The advice that changed who I was in 10 seconds and lasted for nearly 20 years.
Who else loves storytelling?
I swear some of the best storytelling are the stories from our own life and experiences. So here’s goes nothing:
This was the day I was leaving my orphanage.
This day played a huge role in shaping who I was to become for the next 20 years.
I remember very important words that were spoken to me by one of the babushkas, “Now be a good girl and don’t do anything to get sent back like the other children.”
Uh, what?
That sentence changed my entire life at that very moment. I realized that if I can control myself and my life, I could control my destiny and make sure I didn’t end up at an orphanage again.
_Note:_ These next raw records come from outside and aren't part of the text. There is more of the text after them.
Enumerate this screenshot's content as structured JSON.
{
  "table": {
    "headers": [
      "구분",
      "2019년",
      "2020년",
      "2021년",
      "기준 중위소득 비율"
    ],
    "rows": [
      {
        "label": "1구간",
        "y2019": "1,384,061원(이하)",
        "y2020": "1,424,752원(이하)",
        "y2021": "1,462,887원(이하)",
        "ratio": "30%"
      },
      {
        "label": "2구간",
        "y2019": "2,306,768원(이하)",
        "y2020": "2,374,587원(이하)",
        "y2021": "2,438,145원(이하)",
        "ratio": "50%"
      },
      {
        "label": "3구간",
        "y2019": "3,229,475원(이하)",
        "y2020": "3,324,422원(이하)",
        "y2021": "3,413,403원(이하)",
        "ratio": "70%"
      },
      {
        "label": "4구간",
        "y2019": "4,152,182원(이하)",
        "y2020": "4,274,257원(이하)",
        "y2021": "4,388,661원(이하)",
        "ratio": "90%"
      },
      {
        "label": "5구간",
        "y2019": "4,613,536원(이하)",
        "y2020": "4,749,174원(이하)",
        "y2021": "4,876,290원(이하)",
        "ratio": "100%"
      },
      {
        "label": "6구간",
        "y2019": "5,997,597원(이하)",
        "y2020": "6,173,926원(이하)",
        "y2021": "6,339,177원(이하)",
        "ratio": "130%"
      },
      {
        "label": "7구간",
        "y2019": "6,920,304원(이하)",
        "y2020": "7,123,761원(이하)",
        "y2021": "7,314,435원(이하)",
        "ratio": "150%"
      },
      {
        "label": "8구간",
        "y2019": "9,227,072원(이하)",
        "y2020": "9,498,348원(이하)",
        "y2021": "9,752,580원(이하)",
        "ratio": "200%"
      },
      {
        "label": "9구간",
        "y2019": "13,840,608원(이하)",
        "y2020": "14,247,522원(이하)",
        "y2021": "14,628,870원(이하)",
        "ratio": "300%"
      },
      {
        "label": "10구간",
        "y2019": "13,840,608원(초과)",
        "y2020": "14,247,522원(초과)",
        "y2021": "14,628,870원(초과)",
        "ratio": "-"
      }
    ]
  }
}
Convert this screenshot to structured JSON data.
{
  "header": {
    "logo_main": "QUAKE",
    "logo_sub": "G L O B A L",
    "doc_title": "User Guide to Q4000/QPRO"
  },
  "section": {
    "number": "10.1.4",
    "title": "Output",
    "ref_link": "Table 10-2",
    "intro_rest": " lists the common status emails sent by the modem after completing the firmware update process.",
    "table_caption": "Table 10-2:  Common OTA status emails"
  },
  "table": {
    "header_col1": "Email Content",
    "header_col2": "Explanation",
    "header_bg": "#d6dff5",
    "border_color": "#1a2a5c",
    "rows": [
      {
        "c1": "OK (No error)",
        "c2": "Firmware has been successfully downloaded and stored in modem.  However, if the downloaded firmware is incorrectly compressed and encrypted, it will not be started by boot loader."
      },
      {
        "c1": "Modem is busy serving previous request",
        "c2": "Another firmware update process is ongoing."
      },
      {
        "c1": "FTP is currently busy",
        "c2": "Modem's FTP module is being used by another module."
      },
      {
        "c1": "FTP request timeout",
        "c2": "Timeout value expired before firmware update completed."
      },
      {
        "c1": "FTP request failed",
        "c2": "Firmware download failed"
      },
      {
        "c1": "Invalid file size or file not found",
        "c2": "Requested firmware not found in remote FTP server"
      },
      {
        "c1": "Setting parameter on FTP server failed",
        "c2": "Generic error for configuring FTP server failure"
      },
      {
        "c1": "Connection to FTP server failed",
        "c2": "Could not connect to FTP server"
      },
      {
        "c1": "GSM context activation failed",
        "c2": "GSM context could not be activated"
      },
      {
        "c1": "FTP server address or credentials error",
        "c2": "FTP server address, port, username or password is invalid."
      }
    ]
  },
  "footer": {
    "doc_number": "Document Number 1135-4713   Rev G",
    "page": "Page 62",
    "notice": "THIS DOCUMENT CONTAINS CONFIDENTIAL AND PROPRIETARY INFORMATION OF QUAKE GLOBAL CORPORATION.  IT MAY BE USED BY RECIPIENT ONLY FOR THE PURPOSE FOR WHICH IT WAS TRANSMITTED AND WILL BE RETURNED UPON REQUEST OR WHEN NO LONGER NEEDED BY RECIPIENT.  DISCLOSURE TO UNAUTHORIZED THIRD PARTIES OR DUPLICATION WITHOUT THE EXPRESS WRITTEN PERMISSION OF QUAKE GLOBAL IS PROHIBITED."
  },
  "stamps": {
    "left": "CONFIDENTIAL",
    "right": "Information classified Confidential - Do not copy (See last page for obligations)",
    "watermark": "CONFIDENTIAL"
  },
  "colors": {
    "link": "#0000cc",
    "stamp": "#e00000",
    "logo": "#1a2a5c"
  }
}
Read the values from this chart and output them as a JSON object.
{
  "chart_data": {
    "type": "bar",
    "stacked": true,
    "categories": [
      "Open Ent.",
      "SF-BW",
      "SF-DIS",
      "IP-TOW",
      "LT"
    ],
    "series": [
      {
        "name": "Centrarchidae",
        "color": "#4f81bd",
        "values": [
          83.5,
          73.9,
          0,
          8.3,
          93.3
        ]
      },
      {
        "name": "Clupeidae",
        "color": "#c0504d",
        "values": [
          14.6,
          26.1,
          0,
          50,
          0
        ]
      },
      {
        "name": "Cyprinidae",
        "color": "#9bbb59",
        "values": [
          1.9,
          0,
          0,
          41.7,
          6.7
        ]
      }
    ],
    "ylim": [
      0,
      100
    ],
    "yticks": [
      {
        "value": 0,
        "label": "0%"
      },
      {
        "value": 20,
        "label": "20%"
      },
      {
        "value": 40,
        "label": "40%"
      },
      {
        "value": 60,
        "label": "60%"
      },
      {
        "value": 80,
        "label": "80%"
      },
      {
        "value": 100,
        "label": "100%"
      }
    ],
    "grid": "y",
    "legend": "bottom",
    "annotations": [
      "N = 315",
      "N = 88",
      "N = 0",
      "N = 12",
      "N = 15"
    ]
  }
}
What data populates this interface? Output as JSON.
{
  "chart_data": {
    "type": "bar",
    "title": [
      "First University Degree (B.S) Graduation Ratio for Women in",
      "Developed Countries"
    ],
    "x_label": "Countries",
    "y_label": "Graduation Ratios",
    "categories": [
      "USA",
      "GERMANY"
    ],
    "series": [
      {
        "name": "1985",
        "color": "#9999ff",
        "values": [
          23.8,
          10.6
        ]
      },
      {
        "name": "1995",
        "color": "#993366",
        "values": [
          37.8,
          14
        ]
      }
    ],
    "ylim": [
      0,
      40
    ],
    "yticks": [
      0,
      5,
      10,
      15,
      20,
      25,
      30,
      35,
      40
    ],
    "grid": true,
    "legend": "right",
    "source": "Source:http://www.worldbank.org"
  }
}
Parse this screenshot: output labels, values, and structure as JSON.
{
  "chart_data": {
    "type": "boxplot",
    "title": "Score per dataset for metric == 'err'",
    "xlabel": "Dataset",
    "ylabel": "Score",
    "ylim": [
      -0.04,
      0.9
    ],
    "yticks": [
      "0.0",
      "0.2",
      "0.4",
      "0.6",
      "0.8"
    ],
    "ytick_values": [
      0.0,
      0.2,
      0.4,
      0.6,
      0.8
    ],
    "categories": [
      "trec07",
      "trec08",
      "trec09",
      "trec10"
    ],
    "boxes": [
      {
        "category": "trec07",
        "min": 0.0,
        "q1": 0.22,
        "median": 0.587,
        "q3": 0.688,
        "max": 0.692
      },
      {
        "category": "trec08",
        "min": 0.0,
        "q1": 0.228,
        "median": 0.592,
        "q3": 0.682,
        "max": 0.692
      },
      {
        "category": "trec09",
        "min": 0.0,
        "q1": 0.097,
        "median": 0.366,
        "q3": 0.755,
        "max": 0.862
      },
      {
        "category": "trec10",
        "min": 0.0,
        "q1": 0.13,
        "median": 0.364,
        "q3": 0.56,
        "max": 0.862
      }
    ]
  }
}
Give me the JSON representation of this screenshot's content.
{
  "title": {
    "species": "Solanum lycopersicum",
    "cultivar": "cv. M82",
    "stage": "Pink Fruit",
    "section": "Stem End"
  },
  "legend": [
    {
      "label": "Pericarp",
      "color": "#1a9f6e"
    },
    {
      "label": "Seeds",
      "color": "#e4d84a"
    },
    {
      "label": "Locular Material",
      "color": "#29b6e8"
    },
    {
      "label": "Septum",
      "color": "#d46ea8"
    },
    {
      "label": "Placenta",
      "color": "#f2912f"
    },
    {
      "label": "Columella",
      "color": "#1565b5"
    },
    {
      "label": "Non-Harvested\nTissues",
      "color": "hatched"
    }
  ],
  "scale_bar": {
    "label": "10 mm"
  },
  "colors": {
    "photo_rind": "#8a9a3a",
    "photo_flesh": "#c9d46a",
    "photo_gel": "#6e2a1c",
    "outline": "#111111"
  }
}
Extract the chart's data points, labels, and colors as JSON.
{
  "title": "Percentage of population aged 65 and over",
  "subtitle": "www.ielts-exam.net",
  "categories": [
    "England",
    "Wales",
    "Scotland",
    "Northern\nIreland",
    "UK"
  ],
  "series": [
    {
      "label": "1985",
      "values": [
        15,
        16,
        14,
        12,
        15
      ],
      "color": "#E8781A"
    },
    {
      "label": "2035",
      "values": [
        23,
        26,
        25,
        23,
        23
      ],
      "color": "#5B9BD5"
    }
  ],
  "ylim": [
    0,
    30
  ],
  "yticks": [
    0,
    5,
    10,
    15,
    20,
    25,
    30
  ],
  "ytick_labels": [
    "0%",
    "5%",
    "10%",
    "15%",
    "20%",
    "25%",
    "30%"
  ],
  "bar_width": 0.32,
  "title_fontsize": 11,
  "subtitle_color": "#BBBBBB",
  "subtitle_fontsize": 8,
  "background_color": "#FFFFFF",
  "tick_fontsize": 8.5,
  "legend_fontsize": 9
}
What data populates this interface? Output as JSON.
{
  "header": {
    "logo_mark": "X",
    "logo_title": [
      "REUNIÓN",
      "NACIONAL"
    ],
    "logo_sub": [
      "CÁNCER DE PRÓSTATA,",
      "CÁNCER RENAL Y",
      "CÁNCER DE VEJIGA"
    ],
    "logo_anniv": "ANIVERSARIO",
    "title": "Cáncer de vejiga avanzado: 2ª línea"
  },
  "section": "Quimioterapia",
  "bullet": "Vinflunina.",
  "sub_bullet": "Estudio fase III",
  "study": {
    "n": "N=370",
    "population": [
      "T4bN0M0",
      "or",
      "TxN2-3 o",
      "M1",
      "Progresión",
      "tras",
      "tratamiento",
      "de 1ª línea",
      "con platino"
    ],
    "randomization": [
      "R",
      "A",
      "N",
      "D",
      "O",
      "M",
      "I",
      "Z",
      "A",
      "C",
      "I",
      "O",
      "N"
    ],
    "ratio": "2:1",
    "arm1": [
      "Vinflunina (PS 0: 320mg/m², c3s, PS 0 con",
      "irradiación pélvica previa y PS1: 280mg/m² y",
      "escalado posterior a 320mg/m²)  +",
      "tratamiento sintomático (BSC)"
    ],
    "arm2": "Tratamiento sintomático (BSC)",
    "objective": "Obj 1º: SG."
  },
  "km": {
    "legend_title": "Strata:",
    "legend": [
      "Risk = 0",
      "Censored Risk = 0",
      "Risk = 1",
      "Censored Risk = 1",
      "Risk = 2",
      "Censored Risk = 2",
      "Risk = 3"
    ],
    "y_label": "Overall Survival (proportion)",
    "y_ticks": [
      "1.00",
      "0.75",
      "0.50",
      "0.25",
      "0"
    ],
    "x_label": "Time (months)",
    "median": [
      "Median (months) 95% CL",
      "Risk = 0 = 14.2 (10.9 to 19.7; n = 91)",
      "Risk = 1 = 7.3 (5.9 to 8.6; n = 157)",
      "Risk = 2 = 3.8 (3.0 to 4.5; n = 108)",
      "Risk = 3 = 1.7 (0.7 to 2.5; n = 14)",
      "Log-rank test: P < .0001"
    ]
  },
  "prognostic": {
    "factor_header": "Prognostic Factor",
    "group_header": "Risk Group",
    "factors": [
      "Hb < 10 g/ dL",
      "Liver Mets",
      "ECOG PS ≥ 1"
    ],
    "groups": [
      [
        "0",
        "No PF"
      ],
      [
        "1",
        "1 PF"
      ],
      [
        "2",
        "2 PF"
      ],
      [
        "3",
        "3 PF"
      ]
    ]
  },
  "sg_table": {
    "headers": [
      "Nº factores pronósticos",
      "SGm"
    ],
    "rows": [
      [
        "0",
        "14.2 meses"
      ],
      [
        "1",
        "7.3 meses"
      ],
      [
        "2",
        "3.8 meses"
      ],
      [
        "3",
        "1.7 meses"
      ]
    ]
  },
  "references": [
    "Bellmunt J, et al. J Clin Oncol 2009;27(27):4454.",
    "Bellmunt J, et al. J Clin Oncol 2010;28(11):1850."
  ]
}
Adopted kids were always getting returned, including ones that I knew myself — so I had made that statement into my motto (can’t say I followed it that well in the beginning though).
That sentence affected me for a long time to come, and it did more harm than good. What I mean is this: I deliberately picked up the role of being someone else in order to please others and be accepted in fear of being turned away. Choosing fear (aka survival) action step. I learned how to be someone else without fully embracing myself so I was always included, especially in a family.
I also realized that I could control myself and my experiences, instead of surrendering to them and allowing them to play out naturally. Unfortunately, this went on for 20 years. I had learned to control who can love me (and how), who can be in my life (or not), etc.,
Moral of the story:
I was so busy controlling on the default that I forgot how to surrender to all the love and amazing humans who were around me. The control had left me aggravated, exhausted, and unable to properly surrender to anything and everything.
I wouldn’t allow love in because I was so busy controlling my life instead of just simply surrendering and experiencing it all.
Now I am learning how to surrender to everything, and it’s so f*cking hard — because I forgot how to do it and my default mode is to take action.
During this crazy time in the world, I am being forced to sit down and surrender to everything and anything — I’m being forced to not take any action but to just surrender, feel and relax. I trust that this is all happening in divine timing and serving a purpose for us all to go inward and heal.
I hope you are all able to do the same.